Parmi les membres correspondants défilent cette saison Elie Saab, Giorgio Armani et Valentino.
Onze membres ont été invités cette saison dont les talentueuses Iris Van Herpen et Yiqing Yin et le très original duo On aura tout vu. Se remarque l’arrivée d’Hervé L. Leroux et le retour de Lefranc Ferrant.
En marge de la mode, les présentations se complètent judicieusement avec la joaillerie : Boucheron, Chanel, Chaumet, Dior, Mellerio dits Meller, Van Cleef & Arpels.
De nombreux événements off viennent aussi s’agréger de façon parfois pittoresque et se casent entre deux défilés. L’effeuillage de Zahia, le discours poétique d’Olivier Saillard, les trucs en plumes de Serkan Kura sont parmi les séductions de la saison.
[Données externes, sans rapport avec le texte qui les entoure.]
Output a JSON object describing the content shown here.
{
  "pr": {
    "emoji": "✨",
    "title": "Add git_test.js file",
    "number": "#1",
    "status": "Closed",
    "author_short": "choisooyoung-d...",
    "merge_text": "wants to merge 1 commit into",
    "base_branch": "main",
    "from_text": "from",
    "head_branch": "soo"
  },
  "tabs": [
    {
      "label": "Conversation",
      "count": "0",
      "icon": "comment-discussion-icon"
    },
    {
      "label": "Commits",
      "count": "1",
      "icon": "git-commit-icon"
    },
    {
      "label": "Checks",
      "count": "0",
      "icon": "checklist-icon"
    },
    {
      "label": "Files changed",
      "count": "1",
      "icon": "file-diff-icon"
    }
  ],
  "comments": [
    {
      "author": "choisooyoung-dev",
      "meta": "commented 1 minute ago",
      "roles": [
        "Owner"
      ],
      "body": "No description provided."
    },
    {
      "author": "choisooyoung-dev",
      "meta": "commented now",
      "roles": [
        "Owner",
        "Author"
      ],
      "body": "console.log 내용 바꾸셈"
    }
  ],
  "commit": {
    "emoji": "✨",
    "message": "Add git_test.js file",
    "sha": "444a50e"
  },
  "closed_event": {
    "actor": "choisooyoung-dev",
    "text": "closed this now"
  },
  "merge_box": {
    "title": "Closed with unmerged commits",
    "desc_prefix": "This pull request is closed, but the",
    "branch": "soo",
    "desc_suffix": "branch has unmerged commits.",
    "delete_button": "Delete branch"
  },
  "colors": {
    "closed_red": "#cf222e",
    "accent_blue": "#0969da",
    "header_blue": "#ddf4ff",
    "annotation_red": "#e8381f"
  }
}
Au final, un panorama de mode très éclectique où la création vogue entre tradition et avant-garde, mais aussi entre perfection et bricolage. Le travail parfois incroyable (broderies, assemblages, dentelles, plumes…) de toutes ces « petites mains » confirmées ou débutantes permet à la mode de s’exprimer avec plus de créativité que lors du prêt-à-porter, devenu très (trop !) « produit ».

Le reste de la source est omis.